We already know that \(n = 4\), \(a = 0\), and \(b = 2\) so we just need to compute \(K\) (the largest value of the second derivative) and \(M\) (the largest value of the fourth derivative). This means that we’ll need the second and fourth derivative of \(f\left( x \right)\).

\[\begin{align*}f''\left( x \right) & = 2{{\bf{e}}^{{x^2}}}\left( {1 + 2{x^2}} \right)\\ {f^{\left( 4 \right)}}\left( x \right) & = 4{{\bf{e}}^{{x^2}}}\left( {3 + 12{x^2} + 4{x^4}} \right)\end{align*}\]

Here is a graph of the second derivative.

This graph is completely in the 1st quadrant starts at the near the origin and increase until it reaches the end at approximately (2, 1000).

Here is a graph of the fourth derivative.

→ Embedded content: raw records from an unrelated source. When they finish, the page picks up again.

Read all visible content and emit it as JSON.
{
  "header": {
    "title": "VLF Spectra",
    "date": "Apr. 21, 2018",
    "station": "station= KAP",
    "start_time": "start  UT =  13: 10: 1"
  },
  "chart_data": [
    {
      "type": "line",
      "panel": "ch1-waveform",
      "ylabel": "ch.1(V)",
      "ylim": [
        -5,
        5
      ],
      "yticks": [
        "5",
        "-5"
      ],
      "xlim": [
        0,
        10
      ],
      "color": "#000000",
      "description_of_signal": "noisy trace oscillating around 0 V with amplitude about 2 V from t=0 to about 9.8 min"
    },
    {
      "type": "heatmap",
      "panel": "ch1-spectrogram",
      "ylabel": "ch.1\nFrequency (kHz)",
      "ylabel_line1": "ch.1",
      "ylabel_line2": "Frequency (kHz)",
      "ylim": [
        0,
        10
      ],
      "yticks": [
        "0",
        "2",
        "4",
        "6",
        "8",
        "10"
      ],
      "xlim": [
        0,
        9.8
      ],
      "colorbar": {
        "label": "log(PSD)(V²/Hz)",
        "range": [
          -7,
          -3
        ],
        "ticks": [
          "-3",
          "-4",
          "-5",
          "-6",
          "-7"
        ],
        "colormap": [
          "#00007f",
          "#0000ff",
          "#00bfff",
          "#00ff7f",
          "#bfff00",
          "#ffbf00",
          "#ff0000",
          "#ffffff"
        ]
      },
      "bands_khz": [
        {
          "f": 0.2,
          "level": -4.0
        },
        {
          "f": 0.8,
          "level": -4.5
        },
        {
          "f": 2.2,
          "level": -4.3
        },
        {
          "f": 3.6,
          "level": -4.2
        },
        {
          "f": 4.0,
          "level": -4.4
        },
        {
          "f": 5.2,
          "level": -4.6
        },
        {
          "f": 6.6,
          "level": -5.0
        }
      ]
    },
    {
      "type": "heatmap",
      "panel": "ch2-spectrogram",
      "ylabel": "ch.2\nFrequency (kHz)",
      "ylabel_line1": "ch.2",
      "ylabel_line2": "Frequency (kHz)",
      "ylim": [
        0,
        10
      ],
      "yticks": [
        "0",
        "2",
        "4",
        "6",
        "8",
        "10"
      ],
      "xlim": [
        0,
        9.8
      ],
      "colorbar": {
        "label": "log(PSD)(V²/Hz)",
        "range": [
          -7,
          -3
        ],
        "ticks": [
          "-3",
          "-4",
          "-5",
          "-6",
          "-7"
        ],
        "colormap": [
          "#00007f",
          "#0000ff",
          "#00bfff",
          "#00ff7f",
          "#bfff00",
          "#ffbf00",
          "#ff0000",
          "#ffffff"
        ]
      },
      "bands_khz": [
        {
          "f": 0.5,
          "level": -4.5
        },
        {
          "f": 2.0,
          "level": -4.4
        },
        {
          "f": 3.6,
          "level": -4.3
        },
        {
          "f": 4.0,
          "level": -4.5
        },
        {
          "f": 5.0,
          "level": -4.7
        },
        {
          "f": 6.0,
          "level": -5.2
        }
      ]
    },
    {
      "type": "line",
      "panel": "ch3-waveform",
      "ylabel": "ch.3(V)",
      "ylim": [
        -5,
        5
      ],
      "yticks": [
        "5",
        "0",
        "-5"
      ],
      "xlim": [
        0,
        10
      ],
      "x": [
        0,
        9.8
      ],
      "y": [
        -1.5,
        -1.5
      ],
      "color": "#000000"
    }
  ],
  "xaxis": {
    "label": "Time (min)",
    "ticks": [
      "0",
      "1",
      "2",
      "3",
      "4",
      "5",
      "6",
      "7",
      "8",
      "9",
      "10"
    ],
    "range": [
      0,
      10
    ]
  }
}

This graph is completely in the 1st quadrant starts at the near the origin and increase until it reaches the end at approximately (2, 25000).

So, from these graphs it’s clear that the largest value of both of these are at \(x = 2\). So,

\[\begin{align*}f''\left( 2 \right) & = 982.7667\hspace{0.25in}\hspace{0.25in} \Rightarrow \hspace{0.25in}\hspace{0.25in}K = 983\\ {f^{\left( 4 \right)}}\left( 2 \right) & = 25115.14901\hspace{0.25in} \Rightarrow \hspace{0.25in}\hspace{0.25in}M = 25116\end{align*}\]

We rounded to make the computations simpler. Note however, that this does not need to be done.

Here are the bounds for each rule.

\[\left| {{E_M}} \right| \le \frac{{983{{\left( {2 - 0} \right)}^3}}}{{24{{\left( 4 \right)}^2}}} = 20.4791666667\] \[\left| {{E_T}} \right| \le \frac{{983{{\left( {2 - 0} \right)}^3}}}{{12{{\left( 4 \right)}^2}}} = 40.9583333333\] \[\left| {{E_S}} \right| \le \frac{{25116{{\left( {2 - 0} \right)}^5}}}{{180{{\left( 4 \right)}^4}}} = 17.4416666667\]

In each case we can see that the errors are significantly smaller than the actual bounds.